When Genius Fail – Vinh Nguyen notes
“Facebook: The inside story” – Steven Levy
Following Mr Levy’s book on Google – “In the plex” I was super excited to read his story on Facebook. My notes are attached here.
Facebook: The inside story – Vinh Nguyen notes
It’s the engineering culture that creates these behemoths. Constantly adding useful features that drive user engagement is the key to garner eyeballs. A sound engineering culture (and it almost has gotta come from the top, in this case Mr Zuckerberg) enables this.

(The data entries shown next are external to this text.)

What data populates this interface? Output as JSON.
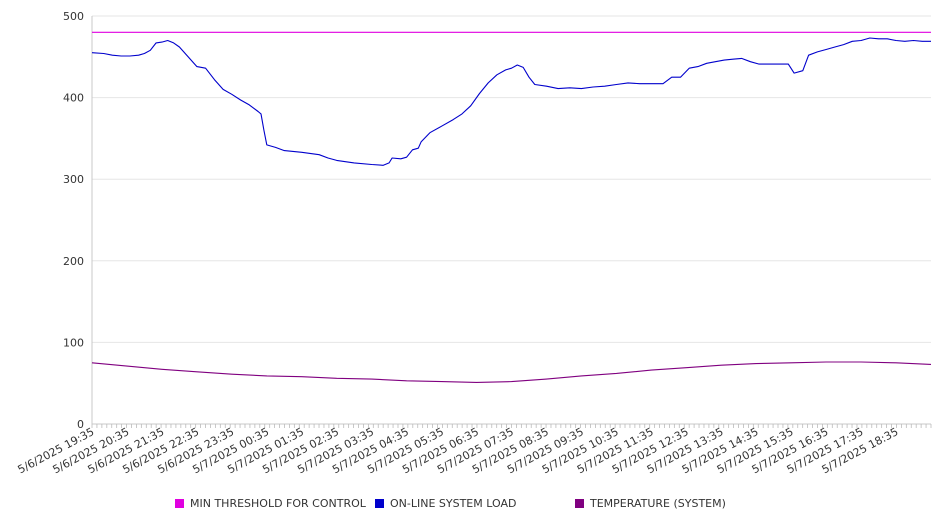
{
  "chart_data": {
    "type": "line",
    "title": "",
    "xlabel": "",
    "ylabel": "",
    "ylim": [
      0,
      500
    ],
    "yticks": [
      0,
      100,
      200,
      300,
      400,
      500
    ],
    "grid": "horizontal",
    "legend_position": "bottom",
    "x_start": "5/6/2025 19:35",
    "x_end": "5/7/2025 19:35",
    "x_tick_labels": [
      "5/6/2025 19:35",
      "5/6/2025 20:35",
      "5/6/2025 21:35",
      "5/6/2025 22:35",
      "5/6/2025 23:35",
      "5/7/2025 00:35",
      "5/7/2025 01:35",
      "5/7/2025 02:35",
      "5/7/2025 03:35",
      "5/7/2025 04:35",
      "5/7/2025 05:35",
      "5/7/2025 06:35",
      "5/7/2025 07:35",
      "5/7/2025 08:35",
      "5/7/2025 09:35",
      "5/7/2025 10:35",
      "5/7/2025 11:35",
      "5/7/2025 12:35",
      "5/7/2025 13:35",
      "5/7/2025 14:35",
      "5/7/2025 15:35",
      "5/7/2025 16:35",
      "5/7/2025 17:35",
      "5/7/2025 18:35"
    ],
    "series": [
      {
        "name": "MIN THRESHOLD FOR CONTROL",
        "color": "#e000e0",
        "points": [
          [
            "5/6/2025 19:35",
            480
          ],
          [
            "5/7/2025 19:35",
            480
          ]
        ]
      },
      {
        "name": "ON-LINE SYSTEM LOAD",
        "color": "#0000cc",
        "points": [
          [
            "5/6/2025 19:35",
            455
          ],
          [
            "5/6/2025 19:55",
            454
          ],
          [
            "5/6/2025 20:10",
            452
          ],
          [
            "5/6/2025 20:25",
            451
          ],
          [
            "5/6/2025 20:40",
            451
          ],
          [
            "5/6/2025 20:55",
            452
          ],
          [
            "5/6/2025 21:05",
            454
          ],
          [
            "5/6/2025 21:15",
            458
          ],
          [
            "5/6/2025 21:25",
            467
          ],
          [
            "5/6/2025 21:35",
            468
          ],
          [
            "5/6/2025 21:45",
            470
          ],
          [
            "5/6/2025 21:55",
            467
          ],
          [
            "5/6/2025 22:05",
            462
          ],
          [
            "5/6/2025 22:20",
            450
          ],
          [
            "5/6/2025 22:35",
            438
          ],
          [
            "5/6/2025 22:50",
            436
          ],
          [
            "5/6/2025 23:05",
            422
          ],
          [
            "5/6/2025 23:20",
            410
          ],
          [
            "5/6/2025 23:35",
            404
          ],
          [
            "5/6/2025 23:50",
            397
          ],
          [
            "5/7/2025 00:05",
            391
          ],
          [
            "5/7/2025 00:20",
            383
          ],
          [
            "5/7/2025 00:25",
            380
          ],
          [
            "5/7/2025 00:30",
            360
          ],
          [
            "5/7/2025 00:35",
            342
          ],
          [
            "5/7/2025 00:50",
            339
          ],
          [
            "5/7/2025 01:05",
            335
          ],
          [
            "5/7/2025 01:35",
            333
          ],
          [
            "5/7/2025 02:05",
            330
          ],
          [
            "5/7/2025 02:20",
            326
          ],
          [
            "5/7/2025 02:35",
            323
          ],
          [
            "5/7/2025 03:05",
            320
          ],
          [
            "5/7/2025 03:35",
            318
          ],
          [
            "5/7/2025 03:55",
            317
          ],
          [
            "5/7/2025 04:05",
            320
          ],
          [
            "5/7/2025 04:10",
            326
          ],
          [
            "5/7/2025 04:25",
            325
          ],
          [
            "5/7/2025 04:35",
            327
          ],
          [
            "5/7/2025 04:45",
            336
          ],
          [
            "5/7/2025 04:55",
            338
          ],
          [
            "5/7/2025 05:00",
            346
          ],
          [
            "5/7/2025 05:15",
            357
          ],
          [
            "5/7/2025 05:35",
            365
          ],
          [
            "5/7/2025 05:55",
            373
          ],
          [
            "5/7/2025 06:10",
            380
          ],
          [
            "5/7/2025 06:25",
            390
          ],
          [
            "5/7/2025 06:40",
            405
          ],
          [
            "5/7/2025 06:55",
            418
          ],
          [
            "5/7/2025 07:10",
            428
          ],
          [
            "5/7/2025 07:25",
            434
          ],
          [
            "5/7/2025 07:35",
            436
          ],
          [
            "5/7/2025 07:45",
            440
          ],
          [
            "5/7/2025 07:55",
            437
          ],
          [
            "5/7/2025 08:05",
            425
          ],
          [
            "5/7/2025 08:15",
            416
          ],
          [
            "5/7/2025 08:35",
            414
          ],
          [
            "5/7/2025 08:55",
            411
          ],
          [
            "5/7/2025 09:15",
            412
          ],
          [
            "5/7/2025 09:35",
            411
          ],
          [
            "5/7/2025 09:55",
            413
          ],
          [
            "5/7/2025 10:15",
            414
          ],
          [
            "5/7/2025 10:35",
            416
          ],
          [
            "5/7/2025 10:55",
            418
          ],
          [
            "5/7/2025 11:15",
            417
          ],
          [
            "5/7/2025 11:35",
            417
          ],
          [
            "5/7/2025 11:55",
            417
          ],
          [
            "5/7/2025 12:10",
            425
          ],
          [
            "5/7/2025 12:25",
            425
          ],
          [
            "5/7/2025 12:40",
            436
          ],
          [
            "5/7/2025 12:55",
            438
          ],
          [
            "5/7/2025 13:10",
            442
          ],
          [
            "5/7/2025 13:25",
            444
          ],
          [
            "5/7/2025 13:40",
            446
          ],
          [
            "5/7/2025 13:55",
            447
          ],
          [
            "5/7/2025 14:10",
            448
          ],
          [
            "5/7/2025 14:25",
            444
          ],
          [
            "5/7/2025 14:40",
            441
          ],
          [
            "5/7/2025 14:55",
            441
          ],
          [
            "5/7/2025 15:15",
            441
          ],
          [
            "5/7/2025 15:30",
            441
          ],
          [
            "5/7/2025 15:40",
            430
          ],
          [
            "5/7/2025 15:55",
            433
          ],
          [
            "5/7/2025 16:05",
            452
          ],
          [
            "5/7/2025 16:20",
            456
          ],
          [
            "5/7/2025 16:35",
            459
          ],
          [
            "5/7/2025 16:50",
            462
          ],
          [
            "5/7/2025 17:05",
            465
          ],
          [
            "5/7/2025 17:20",
            469
          ],
          [
            "5/7/2025 17:35",
            470
          ],
          [
            "5/7/2025 17:50",
            473
          ],
          [
            "5/7/2025 18:05",
            472
          ],
          [
            "5/7/2025 18:20",
            472
          ],
          [
            "5/7/2025 18:35",
            470
          ],
          [
            "5/7/2025 18:50",
            469
          ],
          [
            "5/7/2025 19:05",
            470
          ],
          [
            "5/7/2025 19:20",
            469
          ],
          [
            "5/7/2025 19:35",
            469
          ]
        ]
      },
      {
        "name": "TEMPERATURE (SYSTEM)",
        "color": "#800080",
        "points": [
          [
            "5/6/2025 19:35",
            75
          ],
          [
            "5/6/2025 20:35",
            71
          ],
          [
            "5/6/2025 21:35",
            67
          ],
          [
            "5/6/2025 22:35",
            64
          ],
          [
            "5/6/2025 23:35",
            61
          ],
          [
            "5/7/2025 00:35",
            59
          ],
          [
            "5/7/2025 01:35",
            58
          ],
          [
            "5/7/2025 02:35",
            56
          ],
          [
            "5/7/2025 03:35",
            55
          ],
          [
            "5/7/2025 04:35",
            53
          ],
          [
            "5/7/2025 05:35",
            52
          ],
          [
            "5/7/2025 06:35",
            51
          ],
          [
            "5/7/2025 07:35",
            52
          ],
          [
            "5/7/2025 08:35",
            55
          ],
          [
            "5/7/2025 09:35",
            59
          ],
          [
            "5/7/2025 10:35",
            62
          ],
          [
            "5/7/2025 11:35",
            66
          ],
          [
            "5/7/2025 12:35",
            69
          ],
          [
            "5/7/2025 13:35",
            72
          ],
          [
            "5/7/2025 14:35",
            74
          ],
          [
            "5/7/2025 15:35",
            75
          ],
          [
            "5/7/2025 16:35",
            76
          ],
          [
            "5/7/2025 17:35",
            76
          ],
          [
            "5/7/2025 18:35",
            75
          ],
          [
            "5/7/2025 19:35",
            73
          ]
        ]
      }
    ]
  }
}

2019 Berkshire Hathaway Annual Letter
Never fail to be the most anticipated CEO annual letter.
https://www.berkshirehathaway.com/letters/2019ltr.pdf
Bill Gates on Ted Talk speaking about Covid-19.
I posted my notes on Bill Gates talk on FB:
“Just what the doctor ordered!
Few lessons:
- Contagious but not as deadly
- Testing, testing, testing (on the symptomatic)
- Right equipment for nurses and doctors
- Isolation
- “Herd immunity is meaningless until you affect half of the people”
- “Extreme shutdown” (unless you got number 2 right)
- “to keep it below 1% of population, it’s really only two things: testing and isolation”
- Economy: “bringing money back is more of a reversible thing than bringing people back to life”
- Therapeutic – “Out of the top 20 or so candidates, probably 3 or 4 of them will work out at different stages of the disease to reduce the respiratory distress”
- Antibodies of the recovered: “compared to drug that we can make on high volume, logistically it’s hard to scale the numbers”
- “the wild card is how the developing countries deal with this”
AlphaGo movie
I was actually in tears watching this movie. It’s sensational.